Let $\mu$ be a probability distribution over $\mathbb{R}^n$. All functions discussed henceforth are from $\mathbb{R}^n$ to $\mathbb{R}$. Let $l^\ast$ be a linear function and $f$ be a function such $f=l^\ast$ on a set that contains strictly larger than 50% fraction of the probability mass. Show that $l^\ast$ is a minimizer of the $L_1(\mu)$ error $\|f-l\|_{L_1(\mu)}$ over all linear functions $l$.
I tried to prove this for specific $f$'s to get intuition. But, even for specific $f$'s, there is a lot of cases to handle. It didn't look nice at all, and I decided to give up.
I looked at things surrounding the area "robust linear regression" on the internet, but couldn't find an explanation for this problem.
I tried to find inspiration from the various proofs that median minimizes $\ell_1$ error of some finite set of reals. In this direction, I tried to find the point at which gradient of the objective function is equal to zero. Here too, I got to a point where there was a large number of cases to handle, and decided to give up.
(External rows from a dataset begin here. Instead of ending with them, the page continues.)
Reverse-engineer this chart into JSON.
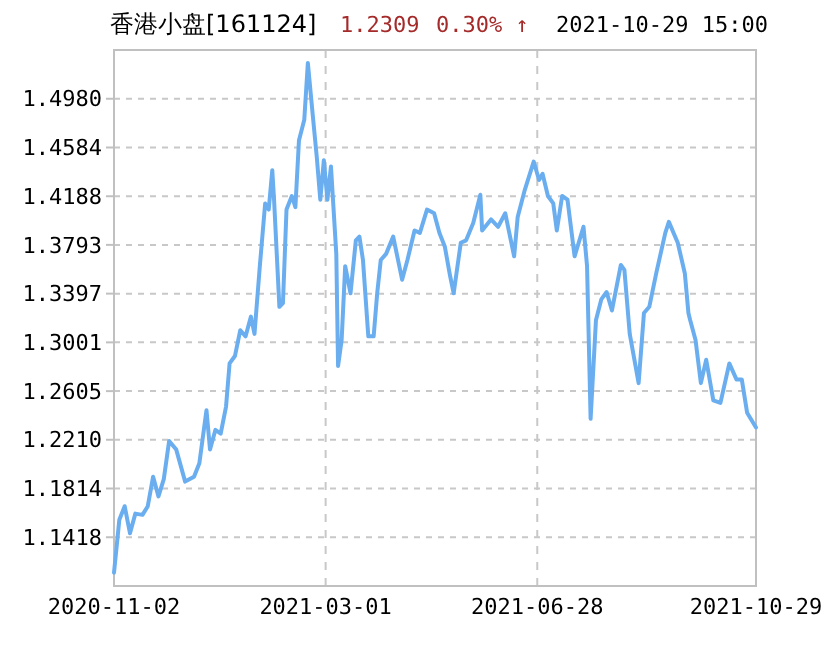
{
  "chart_data": {
    "type": "line",
    "title": "香港小盘[161124]",
    "annotations": [
      "1.2309",
      "0.30% ↑",
      "2021-10-29 15:00"
    ],
    "x": [
      "2020-11-02",
      "2020-11-05",
      "2020-11-08",
      "2020-11-11",
      "2020-11-14",
      "2020-11-18",
      "2020-11-21",
      "2020-11-24",
      "2020-11-27",
      "2020-11-30",
      "2020-12-03",
      "2020-12-07",
      "2020-12-12",
      "2020-12-17",
      "2020-12-20",
      "2020-12-24",
      "2020-12-26",
      "2020-12-29",
      "2021-01-01",
      "2021-01-04",
      "2021-01-06",
      "2021-01-09",
      "2021-01-12",
      "2021-01-15",
      "2021-01-18",
      "2021-01-20",
      "2021-01-23",
      "2021-01-26",
      "2021-01-28",
      "2021-01-30",
      "2021-01-31",
      "2021-02-03",
      "2021-02-05",
      "2021-02-07",
      "2021-02-10",
      "2021-02-12",
      "2021-02-14",
      "2021-02-17",
      "2021-02-19",
      "2021-02-22",
      "2021-02-24",
      "2021-02-26",
      "2021-02-28",
      "2021-03-02",
      "2021-03-04",
      "2021-03-07",
      "2021-03-08",
      "2021-03-10",
      "2021-03-12",
      "2021-03-15",
      "2021-03-18",
      "2021-03-20",
      "2021-03-22",
      "2021-03-25",
      "2021-03-28",
      "2021-03-30",
      "2021-04-01",
      "2021-04-04",
      "2021-04-08",
      "2021-04-13",
      "2021-04-16",
      "2021-04-20",
      "2021-04-23",
      "2021-04-27",
      "2021-05-01",
      "2021-05-04",
      "2021-05-07",
      "2021-05-10",
      "2021-05-12",
      "2021-05-16",
      "2021-05-19",
      "2021-05-23",
      "2021-05-27",
      "2021-05-28",
      "2021-06-02",
      "2021-06-06",
      "2021-06-10",
      "2021-06-15",
      "2021-06-17",
      "2021-06-21",
      "2021-06-26",
      "2021-06-29",
      "2021-07-01",
      "2021-07-04",
      "2021-07-07",
      "2021-07-09",
      "2021-07-12",
      "2021-07-15",
      "2021-07-19",
      "2021-07-24",
      "2021-07-26",
      "2021-07-28",
      "2021-07-31",
      "2021-08-03",
      "2021-08-06",
      "2021-08-09",
      "2021-08-14",
      "2021-08-16",
      "2021-08-19",
      "2021-08-24",
      "2021-08-27",
      "2021-08-30",
      "2021-09-03",
      "2021-09-08",
      "2021-09-10",
      "2021-09-15",
      "2021-09-19",
      "2021-09-21",
      "2021-09-22",
      "2021-09-25",
      "2021-09-28",
      "2021-10-01",
      "2021-10-05",
      "2021-10-09",
      "2021-10-14",
      "2021-10-18",
      "2021-10-21",
      "2021-10-24",
      "2021-10-29"
    ],
    "series": [
      {
        "color": "#6aaef0",
        "values": [
          1.113,
          1.156,
          1.167,
          1.145,
          1.161,
          1.16,
          1.167,
          1.191,
          1.175,
          1.189,
          1.22,
          1.213,
          1.187,
          1.191,
          1.202,
          1.245,
          1.213,
          1.229,
          1.226,
          1.248,
          1.283,
          1.289,
          1.31,
          1.305,
          1.321,
          1.307,
          1.362,
          1.413,
          1.408,
          1.44,
          1.416,
          1.329,
          1.332,
          1.408,
          1.419,
          1.41,
          1.464,
          1.481,
          1.527,
          1.481,
          1.451,
          1.416,
          1.448,
          1.416,
          1.443,
          1.372,
          1.281,
          1.302,
          1.362,
          1.34,
          1.383,
          1.386,
          1.367,
          1.305,
          1.305,
          1.34,
          1.367,
          1.372,
          1.386,
          1.351,
          1.367,
          1.391,
          1.389,
          1.408,
          1.405,
          1.389,
          1.378,
          1.354,
          1.34,
          1.381,
          1.383,
          1.397,
          1.42,
          1.391,
          1.4,
          1.394,
          1.405,
          1.37,
          1.402,
          1.424,
          1.447,
          1.432,
          1.437,
          1.419,
          1.413,
          1.391,
          1.419,
          1.416,
          1.37,
          1.394,
          1.362,
          1.238,
          1.318,
          1.335,
          1.341,
          1.326,
          1.363,
          1.359,
          1.307,
          1.267,
          1.324,
          1.329,
          1.357,
          1.389,
          1.398,
          1.381,
          1.356,
          1.324,
          1.318,
          1.302,
          1.267,
          1.286,
          1.253,
          1.251,
          1.283,
          1.27,
          1.27,
          1.243,
          1.231
        ]
      }
    ],
    "xlim": [
      "2020-11-02",
      "2021-10-29"
    ],
    "xticks": [
      "2020-11-02",
      "2021-03-01",
      "2021-06-28",
      "2021-10-29"
    ],
    "ylim": [
      1.1022,
      1.5376
    ],
    "yticks": [
      {
        "value": 1.1418,
        "label": "1.1418"
      },
      {
        "value": 1.1814,
        "label": "1.1814"
      },
      {
        "value": 1.221,
        "label": "1.2210"
      },
      {
        "value": 1.2605,
        "label": "1.2605"
      },
      {
        "value": 1.3001,
        "label": "1.3001"
      },
      {
        "value": 1.3397,
        "label": "1.3397"
      },
      {
        "value": 1.3793,
        "label": "1.3793"
      },
      {
        "value": 1.4188,
        "label": "1.4188"
      },
      {
        "value": 1.4584,
        "label": "1.4584"
      },
      {
        "value": 1.498,
        "label": "1.4980"
      }
    ],
    "grid": true,
    "line_style": "solid",
    "marker": "none"
  }
}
counter-example: In my notation $\mathcal L_{[a,b]}$ is the Lebesgue measure in $[a,b]$. Lets consider $\mu=\frac{\mathcal L_{[0,2]}+\mathcal L_{[3,4]}}{3}$ and define: $$f(x)=\begin{cases}x \;\text{ if } x\in[3,4] \\0 \;\;\text{ otherwise } \end{cases} $$ so in this situation we have that $l^*\equiv0$ (because $f_{|[0,2]}=0$ and $\mu([0,2])=\frac{2}{3})$. If $l(x)=x$ then: $$||f-l^*||=\frac{1}{3}\int_3^4 xdx=\frac{1}{3}\frac{7}{2}> $$ $$>||f-l||=\frac{1}{3}\int_0^2xdx =\frac{1}{3}2. $$
edit: There's a much simple counter-example, let $\mu=\mathcal L_{[0,2]}$ and $\varepsilon>0$. Be $f$ a function s.t.: $$f=\begin{cases}x\;\; x\in[1+\varepsilon,2]\\0 \;\;\text{otherwise}\end{cases}$$ hence if $l^*\equiv0,\;l(x)=x$ then: $$||f-l^*||=\int_{1+\varepsilon}^2 xdx=2-\frac{(1+\varepsilon)^2}{2}>$$ $$>||f-l||=\int_0^{1+\varepsilon}xdx=\frac{(1+\varepsilon)^2}{2}, $$ which is true for $\varepsilon$ small enough.